Emotionally is more difficult. I have to learn to recognize when I am striving to control things that are largely outside of my sphere of influence and let them go.
Social media has become incredibly stressful for me. I’m not sure when it went from fun to headache-inducing, but it has. There is a pressure on authors to perform and engage on social media, and to an extent, I’ve had fun doing it, but at some point over the last few months, it’s just felt more and more like taking shots in the dark and less and less productive. I took time off in the last two weeks of December. I didn’t force myself to make a post, I barely even looked at it to engage, and it was fantastic. I don’t want to get back on. I know at some point, I’ll need to, but until I less stressful way back, I’m giving myself some time off. I don’t know how much I’m actually moving the needle as far as book promotion at the point.

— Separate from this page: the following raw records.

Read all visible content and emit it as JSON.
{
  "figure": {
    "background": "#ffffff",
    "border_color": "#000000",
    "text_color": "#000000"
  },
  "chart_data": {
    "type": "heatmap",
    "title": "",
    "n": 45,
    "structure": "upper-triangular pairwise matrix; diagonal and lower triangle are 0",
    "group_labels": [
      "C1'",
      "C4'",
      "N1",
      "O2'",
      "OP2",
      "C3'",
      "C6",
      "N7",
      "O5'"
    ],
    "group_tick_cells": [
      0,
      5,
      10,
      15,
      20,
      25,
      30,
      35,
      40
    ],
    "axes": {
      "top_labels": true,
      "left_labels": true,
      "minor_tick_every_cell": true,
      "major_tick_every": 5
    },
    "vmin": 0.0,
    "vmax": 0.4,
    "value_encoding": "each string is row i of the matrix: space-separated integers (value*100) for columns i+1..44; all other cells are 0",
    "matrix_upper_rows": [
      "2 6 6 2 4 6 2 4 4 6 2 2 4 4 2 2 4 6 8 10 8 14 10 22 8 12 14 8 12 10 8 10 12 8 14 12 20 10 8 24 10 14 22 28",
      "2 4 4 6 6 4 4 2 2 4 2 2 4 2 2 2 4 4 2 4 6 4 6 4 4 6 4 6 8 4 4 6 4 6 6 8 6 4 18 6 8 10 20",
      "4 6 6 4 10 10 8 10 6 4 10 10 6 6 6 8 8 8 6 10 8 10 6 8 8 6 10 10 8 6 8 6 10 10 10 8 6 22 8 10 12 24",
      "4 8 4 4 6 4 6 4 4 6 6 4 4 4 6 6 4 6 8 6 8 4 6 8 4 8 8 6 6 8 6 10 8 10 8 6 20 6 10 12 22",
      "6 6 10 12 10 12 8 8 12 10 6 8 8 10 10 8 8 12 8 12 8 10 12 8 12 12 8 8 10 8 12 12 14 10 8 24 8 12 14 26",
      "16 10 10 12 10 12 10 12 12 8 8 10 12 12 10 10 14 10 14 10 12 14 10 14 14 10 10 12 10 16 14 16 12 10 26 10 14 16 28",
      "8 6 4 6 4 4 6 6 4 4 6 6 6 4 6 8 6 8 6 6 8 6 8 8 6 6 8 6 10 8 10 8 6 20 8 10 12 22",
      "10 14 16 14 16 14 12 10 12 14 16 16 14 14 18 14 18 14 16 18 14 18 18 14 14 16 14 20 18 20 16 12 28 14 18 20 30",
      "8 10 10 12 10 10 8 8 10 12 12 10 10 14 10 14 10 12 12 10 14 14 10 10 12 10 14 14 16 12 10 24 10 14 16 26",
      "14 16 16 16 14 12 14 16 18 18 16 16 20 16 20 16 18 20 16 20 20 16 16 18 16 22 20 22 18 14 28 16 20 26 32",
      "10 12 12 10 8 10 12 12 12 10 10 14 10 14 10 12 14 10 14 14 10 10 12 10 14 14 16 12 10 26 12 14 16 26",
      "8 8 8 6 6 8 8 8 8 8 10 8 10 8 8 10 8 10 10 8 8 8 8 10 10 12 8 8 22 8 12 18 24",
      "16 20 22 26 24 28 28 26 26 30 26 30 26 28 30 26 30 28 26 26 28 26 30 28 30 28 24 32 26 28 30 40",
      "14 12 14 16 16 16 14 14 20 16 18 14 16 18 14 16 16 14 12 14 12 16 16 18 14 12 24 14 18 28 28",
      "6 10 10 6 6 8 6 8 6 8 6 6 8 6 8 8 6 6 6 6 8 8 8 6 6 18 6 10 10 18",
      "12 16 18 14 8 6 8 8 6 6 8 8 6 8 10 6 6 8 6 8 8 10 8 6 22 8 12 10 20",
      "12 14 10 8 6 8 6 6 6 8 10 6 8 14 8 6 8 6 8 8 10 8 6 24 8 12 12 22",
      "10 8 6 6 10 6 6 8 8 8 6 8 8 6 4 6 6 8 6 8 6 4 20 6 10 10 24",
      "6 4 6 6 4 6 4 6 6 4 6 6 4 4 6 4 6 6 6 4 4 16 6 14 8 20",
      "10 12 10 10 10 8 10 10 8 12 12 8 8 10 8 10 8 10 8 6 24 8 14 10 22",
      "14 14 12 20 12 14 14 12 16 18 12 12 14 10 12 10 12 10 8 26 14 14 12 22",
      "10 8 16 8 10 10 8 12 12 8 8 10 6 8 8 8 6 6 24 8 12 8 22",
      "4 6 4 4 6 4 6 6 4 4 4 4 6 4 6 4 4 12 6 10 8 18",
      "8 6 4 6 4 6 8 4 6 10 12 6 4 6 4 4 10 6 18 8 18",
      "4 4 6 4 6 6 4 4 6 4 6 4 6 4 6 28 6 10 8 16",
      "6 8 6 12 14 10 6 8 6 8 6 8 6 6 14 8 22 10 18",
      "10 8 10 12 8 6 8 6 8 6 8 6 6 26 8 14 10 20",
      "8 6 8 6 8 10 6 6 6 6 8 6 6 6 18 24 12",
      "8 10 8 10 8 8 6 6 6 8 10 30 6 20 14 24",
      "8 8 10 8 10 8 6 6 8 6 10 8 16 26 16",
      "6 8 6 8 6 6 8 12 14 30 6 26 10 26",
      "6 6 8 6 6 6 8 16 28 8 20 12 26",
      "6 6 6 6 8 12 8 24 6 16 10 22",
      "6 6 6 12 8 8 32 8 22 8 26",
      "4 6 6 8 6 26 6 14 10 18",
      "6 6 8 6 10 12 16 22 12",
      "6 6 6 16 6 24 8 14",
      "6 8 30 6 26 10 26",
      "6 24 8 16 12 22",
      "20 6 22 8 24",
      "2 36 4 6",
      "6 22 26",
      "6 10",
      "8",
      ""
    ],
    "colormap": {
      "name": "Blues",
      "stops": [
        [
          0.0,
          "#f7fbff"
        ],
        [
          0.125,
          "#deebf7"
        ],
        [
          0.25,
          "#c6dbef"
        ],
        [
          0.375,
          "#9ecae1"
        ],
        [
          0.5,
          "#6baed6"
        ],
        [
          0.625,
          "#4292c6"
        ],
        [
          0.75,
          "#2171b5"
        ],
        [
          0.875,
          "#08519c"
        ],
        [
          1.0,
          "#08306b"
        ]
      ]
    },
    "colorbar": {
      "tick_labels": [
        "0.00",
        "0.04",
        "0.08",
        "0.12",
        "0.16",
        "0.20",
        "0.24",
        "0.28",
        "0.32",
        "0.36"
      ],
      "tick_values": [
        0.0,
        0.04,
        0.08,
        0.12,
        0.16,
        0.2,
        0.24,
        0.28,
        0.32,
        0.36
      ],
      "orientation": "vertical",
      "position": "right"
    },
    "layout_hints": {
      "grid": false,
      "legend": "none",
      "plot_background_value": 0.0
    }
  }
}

This blog is another thing that may change. Back in 2019, I challenged myself to write a blog once a week instead of sporadically like I had been doing. I knew that consistency was important for growth, so I tried it. And I’ve unfailingly posted once a week since January of 2019.
I’m not sure I’ll continue.
Half the time, the posts come fairly easily, the other half, I thrash around a little before I settle on a topic and the procrastinate until I’ve got it written. I’m considering knocking back the frequency.
I don’t regret making myself post every week for years. If nothing else, it has proven to me that if I sit down to write, eventually something will happen. Writing consistently—both with the blog and other writing—whether I want to or not has made me a better writer. But I’m not sure if I need to hammer at it every week anymore. I haven’t made this decision yet.
But as a friend recently told me, there’s a difference between feeling productive and actually being productive. I’m going to take a hard look at everything I’ve been working hard at and try to parse out what’s working for me. And what things I actually enjoy. As another friend once said, if you’re not having fun or getting paid, it’s not worth it.